Ah. OK, let me just see if I have this straight: So ?6R? means 6 Ohms, right? I tried values from 100 to 470 ohms, all of which would have been fine (as the light DID go on) but they?re rated at ½ watt, I think. Even without the shrink tubing they were burning up. Do I need to use a resistor above 6 Ohms rated at 10 Watts?

Also, I?m not sure if I should wire the bulb between the outer and center wires of the tranny (where I measured 18v), or if I should wire it between the outer wire and the ground lug.

 

[gyraf]

12V/1A (12W!) is way too bright a lamp to use here. And you probably won't have the needed current in your power transformer anyway.

Try finding something like 12v/50mA - that's better suited for meter lightening..

..and then measure and apply the rules-of-series-resistors..

Jakob E.

 

[Rob Flinn]

Rob: I got that 0.11 a measurement across the secondaries. Er, from the middle (the two wires tied together) to one of the other wires. I don't know if I'm reading that right, but on my "2" setting on the AC current side on the meter, that's what it read.

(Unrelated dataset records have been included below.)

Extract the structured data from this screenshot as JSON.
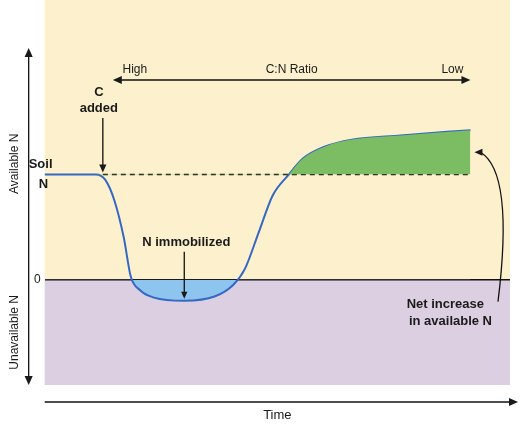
{
  "chart_data": {
    "type": "line",
    "x_label": "Time",
    "y_labels": {
      "upper": "Available N",
      "lower": "Unavailable N"
    },
    "xlim": [
      0,
      100
    ],
    "ylim": [
      -100,
      220
    ],
    "yticks": [
      0
    ],
    "tick_labels": "y",
    "grid": true,
    "series": [
      {
        "name": "Soil N",
        "color": "#3568c4",
        "x": [
          0,
          11,
          13,
          15,
          17,
          18.5,
          20.5,
          23.5,
          30,
          36.5,
          40.5,
          43,
          46,
          49,
          52.5,
          55.5,
          60,
          66,
          76.5,
          91.5
        ],
        "values": [
          100,
          100,
          95,
          75,
          40,
          3,
          -10,
          -17,
          -20,
          -16,
          -5,
          10,
          45,
          80,
          100,
          115,
          126,
          133,
          137,
          142
        ]
      }
    ],
    "baseline": {
      "value": 100,
      "x": [
        12.5,
        91.5
      ],
      "line_style": "dashed"
    },
    "annotations": {
      "c_added": [
        "C",
        "added"
      ],
      "n_immobilized": "N immobilized",
      "net_increase": [
        "Net increase",
        "in available N"
      ],
      "ratio_label": "C:N Ratio",
      "ratio_high": "High",
      "ratio_low": "Low"
    }
  }
}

To measure current with a meter you have to break the circuit and connect the meter so that all the current is passing through the meter. If you are connecting the meter across a component in circuit then you will not be measuring current. It may be worth looking at some of the beginners meta threads to find out more about how to use the meter.

 

[Guest]

[quote author="gyraf"]12V/1A (12W!) is way too bright a lamp to use here. And you probably won't have the needed current in your power transformer anyway.

Try finding something like 12v/50mA - that's better suited for meter lightening..

..and then measure and apply the rules-of-series-resistors..

Jakob E.[/quote]

:sad: :?

That was the meter-light kit that came with the Sifam AL19 meter I'm using. It is rather bright. They also have 6v and 24v, if I remember correctly. So a 6v bulb would be 6W....still too bright?

 

[CJ]

Are you sure the bulb is not rated for 0.10 amp instead of 1 amp? Sometimes those dots don't get stamped on the lamp very well.

 

[martthie_08]

I think Jakob is right, I had a quick look at the illumination options for my Sifam and found that they are all 3 watts:

cheers, Mart

 

[Guest]

[quote author="martthie_08"]I think Jakob is right, I had a quick look at the illumination options for my Sifam and found that they are all 3 watts:

cheers, Mart[/quote]

Hm. I'll take another look at the bulb...maybe I misread it. I ordered a couple of 15w 62ohm resistors....I would think that one (or two) of those in series should do the trick. Shouldn't be a problem with a power rating being TOO high, right?

Also, should the bulb be connected from the outer wire of the secondary to the 2 inner wires that are tied together, or to the ground lug, or to the neutral pin on the IEC? Sorry for being so confused about all this... :?